Relief for the shilling as local underwriters take on marine cargo insurance

A cargo ship offloads containers at Lamu Port. [File, Standard]

The directive for local underwriting of marine cargo imported into the country is expected to provide further relief to the shilling, as a section of insurance firms join forces to provide covers of up to Sh4 billion. 

The directive, which takes effect today (July 1), demands that every importer with marine cargo utilise the expertise of local underwriters.
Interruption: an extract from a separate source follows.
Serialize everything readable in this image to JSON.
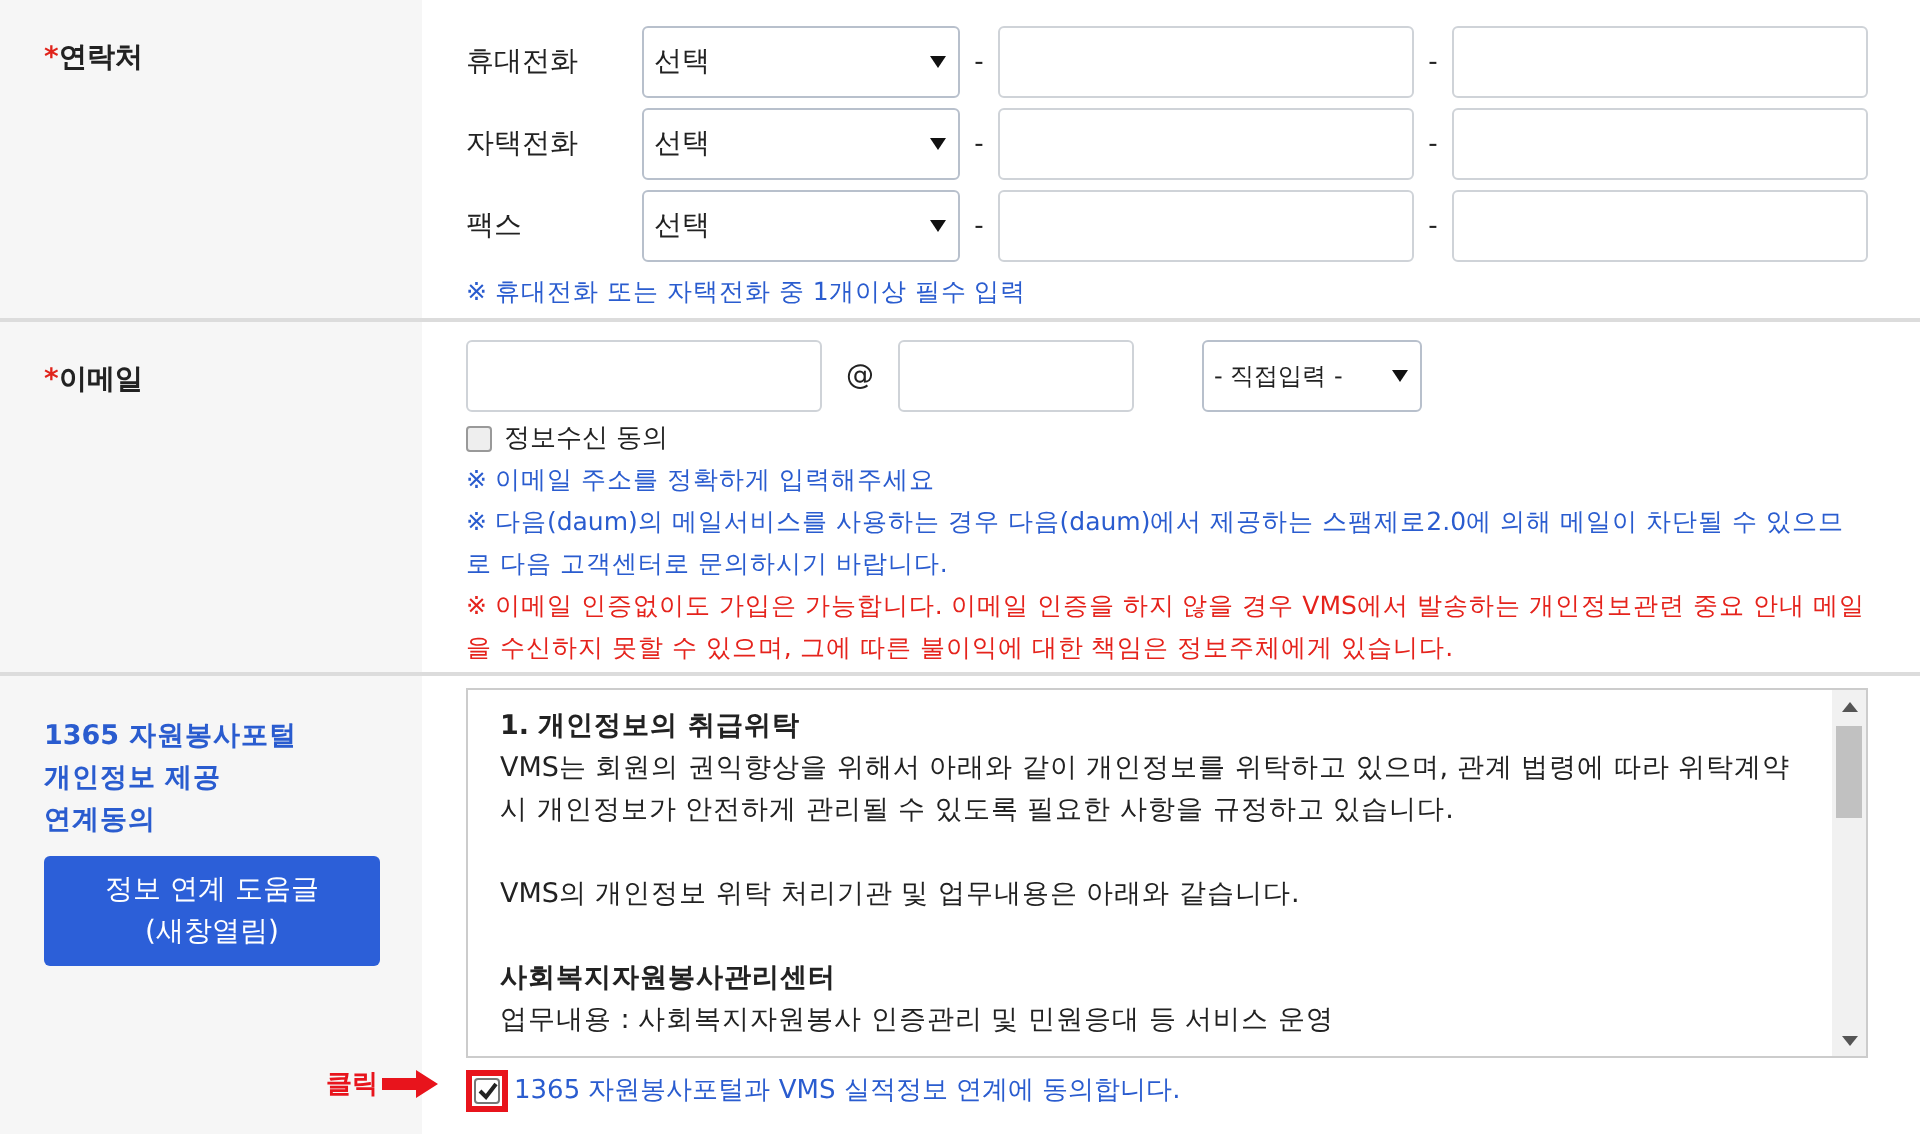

This is in line with the Finance Act, 2017 and consequent amendments to the Marine Insurance Act. 

Unlike before, marine cargo insurance will also be accessed digitally. 

The Kenya International Freight and Warehousing Association National Chairman, Fredrick Oloo, June 30, 2026. [Benard Orwongo, Standard]

On Tuesday, a section of players in the sector, in partnership with the Kenya International Freight and Warehousing Association (Kifwa), unveiled a platform where importers can purchase insurance digitally. 

The uniqueness of this product is that it is a warehouse-to-warehouse cover, which eliminates the need to purchase goods in transit cover. 

George Kidenda, who serves as a trustee in Kifwa, said the implementation of the directive is a much-needed innovation for the country’s export-import business. 

He detailed how this move solidifies Kenya’s position in regional trade, particularly in light of the Africa Continental Free Trade Area (AfCFTA), while also safeguarding runway capital. 

Kidenda said previously that premiums have always gone to foreign insurers, which not only hurt local businesses but also the shilling. 

“Over the years, because marine insurance is embedded in the CIF (cost, insurance and freight) contract, it has presented a silent but significant outflow of foreign currency,” he said. 

He noted that by localising marine cargo insurance business, the government indirectly unlocks a pool of capital needed for its infrastructure projects. 

As such, the premiums stay in Kenya, are invested in Kenyan assets, and contribute to the deepening of the country’s capital markets, eventually supporting the very infrastructure funding initiatives the government needs. 

“Furthermore, by reducing the demand for foreign currency to pay overseas insurers, the directive contributes to stabilising the shilling,” he said. “The retention is meaningful to the exchange rate stability, an outcome that benefits every exporter, importer, manufacturer, and consumer in our country.” 

Additionally, by directing that the premiums remain in the domestic market, local insurers would have ground to build expertise and this would also bring down the cost. 

“Once local insurers secure a constant flow of marine cargo business, they will develop into a stable market and be able to offer adequate cover at fair prices,” he said. 

Data from the Insurance Regulatory Authority (IRA) shows gross direct premium income for the marine class of business grew 10.4 per cent in 2024 from Sh4.3 billion to Sh4.7 billion. 

This figure has been steadily growing since 2020, when it stood at Sh3.1 billion. 

Net premium earned in the period stood at Sh2.2 billion, a growth of 10.0 per cent. 

One of the challenges with marine cargo insurance has been capacity

This is the reason why some players, through Kifwa, have come together to launch a platform where importers can access covers for goods of up to Sh4 billion without the previous red tape. 

These players are Britam, CIC, APA, Pacis and Old Mutual as the underwriters. Dynamique Insurance Brokers, Safaricom and eCitizen, as the payment gateway, are also parties. 

Both the Kenya Revenue Authority (KRA) and the Insurance Regulatory Authority (IRA) play a supervisory role in the product rollout. 

Leonard Chirchir, Chief Operating Officer, Britam, said localisation of the product would also allow importers to know who exactly is going to compensate them in the event of a claim. Before, this has been a challenge. 

He said the combined capacities of the partner players have made it possible for clients to access covers of up to Sh4 billion just by a click. 

“Currently, if you want to cover goods worth Sh1 billion, insurance companies have to go through so many processes, which can take a day. In logistics, a minute lost is a business lost,” he said.